Yes, that's what it is. So I can't take ln of both sides and say

ln(y)=ln(p^x^p)
ln(y)= pln(p^x) ?

I thought We could bring down exponents when using that ln property.

No.

$\displaystyle \ln(y)=\ln\left((p^{x^p})(x^p)\right)$

Now use some properties of logs & differentiate.

 

[ab94]

No.

$\displaystyle \ln(y)=\ln\left((p^{x^p})(x^p)\right)$

Now use some properties of logs & differentiate.

so then would I split up the ln's into

ln(y)=ln(p^x^p) + ln(x^p) ?

If so I ended with y' = p^x^p(x^p) (plogp + p/x) ...don't think that's right

 

[SammyS]

so then would I split up the ln's into

ln(y)=ln(p^x^p) + ln(x^p) ?

If so I ended with y' = p^x^p(x^p) (plogp + p/x) ...don't think that's right

Show your steps, please.

 

[BloodyFrozen]

You almost got it.

How did you expand $ln(p^{x^{p}})$

After this, take the derivative.

A little late edit.

 

[ab94]

You almost got it.

$$ ln(y)~=~x^{p}\cdot ln(p)+p\cdot ln(x)$$

You see what I did there?

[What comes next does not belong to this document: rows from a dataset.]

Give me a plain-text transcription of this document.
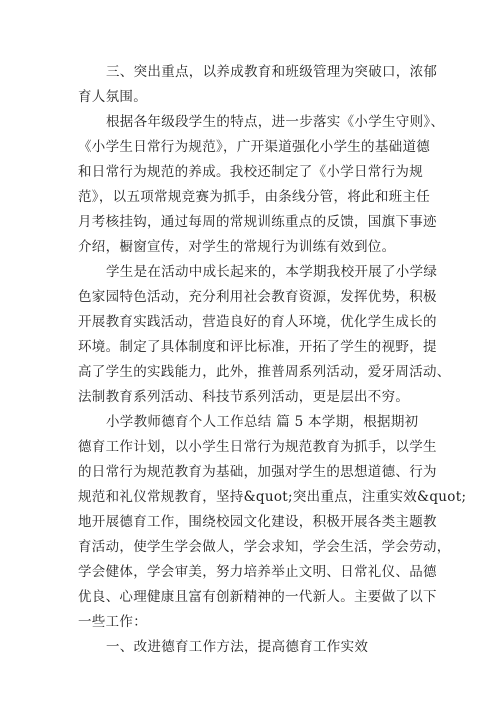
三、突出重点，以养成教育和班级管理为突破口，浓郁
育人氛围。
根据各年级段学生的特点，进一步落实《小学生守则》、
《小学生日常行为规范》，广开渠道强化小学生的基础道德
和日常行为规范的养成。我校还制定了《小学日常行为规
范》，以五项常规竞赛为抓手，由条线分管，将此和班主任
月考核挂钩，通过每周的常规训练重点的反馈，国旗下事迹
介绍，橱窗宣传，对学生的常规行为训练有效到位。
学生是在活动中成长起来的，本学期我校开展了小学绿
色家园特色活动，充分利用社会教育资源，发挥优势，积极
开展教育实践活动，营造良好的育人环境，优化学生成长的
环境。制定了具体制度和评比标准，开拓了学生的视野，提
高了学生的实践能力，此外，推普周系列活动，爱牙周活动、
法制教育系列活动、科技节系列活动，更是层出不穷。
小学教师德育个人工作总结 篇 5 本学期，根据期初
德育工作计划，以小学生日常行为规范教育为抓手，以学生
的日常行为规范教育为基础，加强对学生的思想道德、行为
规范和礼仪常规教育，坚持&quot;突出重点，注重实效&quot;
地开展德育工作，围绕校园文化建设，积极开展各类主题教
育活动，使学生学会做人，学会求知，学会生活，学会劳动，
学会健体，学会审美，努力培养举止文明、日常礼仪、品德
优良、心理健康且富有创新精神的一代新人。主要做了以下
一些工作：
一、改进德育工作方法，提高德育工作实效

It was the first term on the right side that you made an error.

After this, take the derivative.

Ohh thanks, I was taking the highest exponent (p) instead of the entire exponent (xp). I'll post my solution after I work it out

 

[BloodyFrozen]

Ohh thanks, I was taking the highest exponent (p) instead of the entire exponent (xp). I'll post my solution after I work it out

Good.

 

[ab94]

Ok so:

ln(y)= ln(p^x^p) + ln(x^p)
ln(y)=(x^p)ln(p) + (p)ln(x)
1/y y'= (px^(p-1))ln(p) + (x^p)/p + 0 + p/x

therfore y'= p^x^p(x^p)(px^(p-1))ln(p) + (x^p)/p + + p/x

Is this correct? or is there an error

 

[BloodyFrozen]

Ok so:

ln(y)= ln(p^x^p) + ln(x^p)
ln(y)=(x^p)ln(p) + (p)ln(x)
1/y y'= (px^(p-1))ln(p) + (x^p)/p + 0 + p/x

therfore y'= p^x^p(x^p)(px^(p-1))ln(p) + (x^p)/p + + p/x

Is this correct? or is there an error

You have the general idea, but your grouping is wrong.

$$\frac{dy}{dx} ~=~ y\cdot [px^{p-1}ln(x)+\frac{x^{p}}{p}+\frac{p}{x}]$$

 

[ab94]

You have the general idea, but your grouping is wrong.

$$\frac{dy}{dx} ~=~ y\cdot [px^{p-1}ln(x)+\frac{x^{p}}{p}+\frac{p}{x}]$$

Nvm I got the right answer, I used wolframalpha and I subtracted my answer from theirs, and got 0. (i fixed my own error up there ^)

Thanks for the help

 

[SammyS]

By the way: $\displaystyle p=e^{\ln(p)}$

Therefore,

$\displaystyle y=(p^{x^p})(x^p)$

$\displaystyle =e^{\ln(p)x^p}(x^p)$
​

Taking the derivative:

$\displaystyle y'=\ln(p)\,p\,x^{p-1}e^{\ln(p)x^p}(x^p)+e^{\ln(p)x^p}px^{p-1}$

For this problem it looks like a better way than doing the logarithmic derivative.